Interior decorating focuses on completing the look of the inside of a home, office, or other building. In this career, you would help clients choose flooring, paint, drapes, furniture, and ornamentation that completes the overall look they desire. You might work independently from home or at your own decorating store, or you could find a job with a furniture or carpet outlet.

Decorating projects typically begin with a consultation with your client. During the consultation, you may discuss his or her ideas and interject your own thoughts on what should be done to reach the client's goals. As the process begins, you may consult with your client on choices in room furnishings, paint colors, and other décor items.

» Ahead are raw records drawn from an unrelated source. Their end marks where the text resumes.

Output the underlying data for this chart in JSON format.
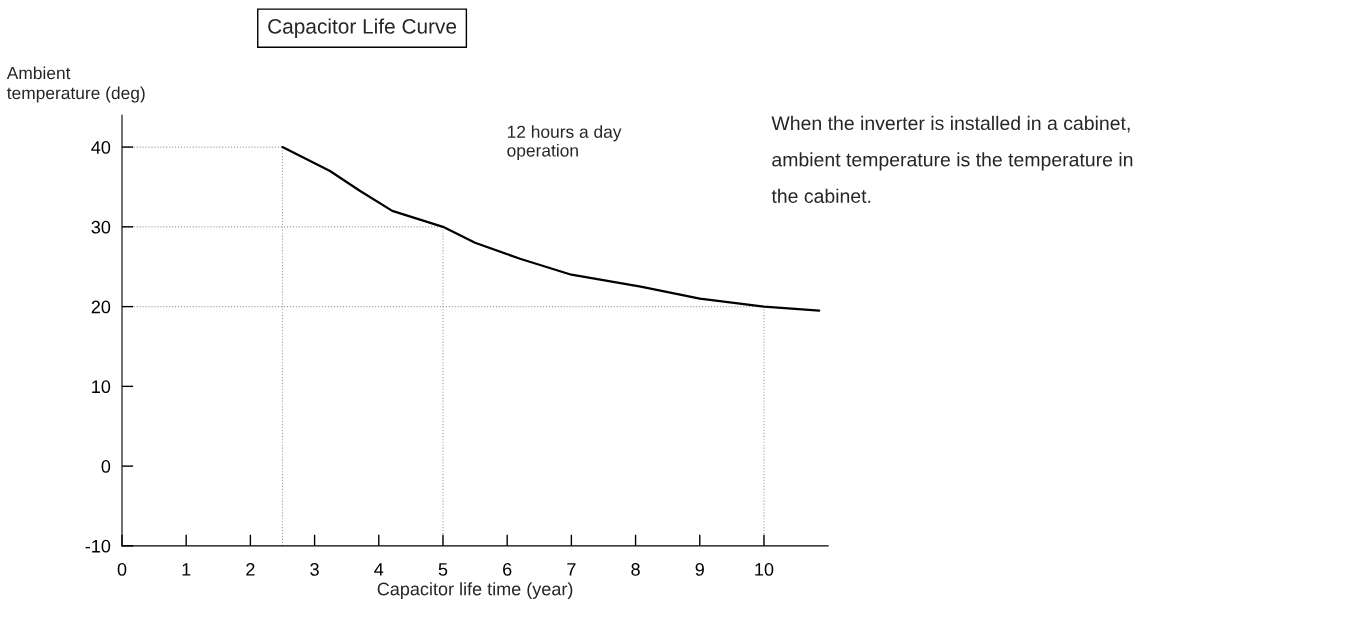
{
  "chart_data": {
    "type": "line",
    "title": "Capacitor Life Curve",
    "xlabel": "Capacitor life time (year)",
    "ylabel": "Ambient\ntemperature (deg)",
    "annotations": [
      "12 hours a day\noperation",
      "When the inverter is installed in a cabinet,\nambient temperature is the temperature in\nthe cabinet."
    ],
    "series": [
      {
        "color": "#000000",
        "x": [
          2.5,
          3.24,
          3.71,
          4.21,
          5.0,
          5.5,
          6.2,
          7.0,
          8.08,
          9.0,
          10.0,
          10.86
        ],
        "values": [
          40,
          37,
          34.5,
          32,
          30,
          28,
          26,
          24,
          22.5,
          21,
          20,
          19.5
        ]
      }
    ],
    "xlim": [
      0,
      11
    ],
    "xticks": [
      0,
      1,
      2,
      3,
      4,
      5,
      6,
      7,
      8,
      9,
      10
    ],
    "ylim": [
      -10,
      44
    ],
    "yticks": [
      -10,
      0,
      10,
      20,
      30,
      40
    ],
    "ref_lines": [
      {
        "axis": "y",
        "value": 40,
        "color": "#a0a0a0",
        "line_style": "dotted"
      },
      {
        "axis": "y",
        "value": 30,
        "color": "#a0a0a0",
        "line_style": "dotted"
      },
      {
        "axis": "y",
        "value": 20,
        "color": "#a0a0a0",
        "line_style": "dotted"
      },
      {
        "axis": "x",
        "value": 2.5,
        "color": "#a0a0a0",
        "line_style": "dotted"
      },
      {
        "axis": "x",
        "value": 5,
        "color": "#a0a0a0",
        "line_style": "dotted"
      },
      {
        "axis": "x",
        "value": 10,
        "color": "#a0a0a0",
        "line_style": "dotted"
      }
    ],
    "grid": false,
    "legend": false,
    "marker": "none",
    "line_style": "solid"
  }
}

Clients may have many different reasons for needing interior decorating work. For example, you may help someone update a home or create a certain aura within a room. No matter why a client has hired you, it's your job to meet his or her expectations and stick to a budget. Some clients will allow you a lot of creative freedom, while others already may have ideas in mind. Budgets can range from small to extraordinary, depending on your clientele.

Important Facts About Getting Into Decorating

Online Availability Programs are available
Common Courses Housing and Home Furnishings, Display and Visual Merchandising, Space Planning, Principles of Retailing
Continuing Education Associate's and Bachelor's degrees are available, typically accompanied with interior design
Similar Occupations Visual Merchandiser, Refurbishing Coordinator, In-store Marketing Representative
Median Salary (2019) $39,502*
Job Outlook (2016-2026) 4% growth (for all interior designers)**

Sources: *PayScale.com, **U.S. Bureau of Labor Statistics

Education

You aren't legally required to partake in formal education to begin working in interior decoration. However, you're likely to boost your skills and have better chances of obtaining employment if you complete a certificate program in interior decoration. Courses in such a program can help you obtain professional skills in preparing design plans and contracts, creating floor plans, and installing various décor.

In addition, you can refine your artistic eye through courses in color theory, textiles, and presentation. If you think you need further training, you might consider a fine arts degree program in the visual arts; you could specialize in a relevant area like fiber arts.

Professional Certification

Although a voluntary step, becoming a Certified Interior Decorator (C.I.D.) might benefit your career. This credential proves to clients that you're qualified to provide superior decorating services, which could lead to more assignments and increased pay. If you take this route, you'll need to complete an educational program accredited or approved by Certified Interior Decorators International, as well as take an entrance exam (www.cidinternational.org).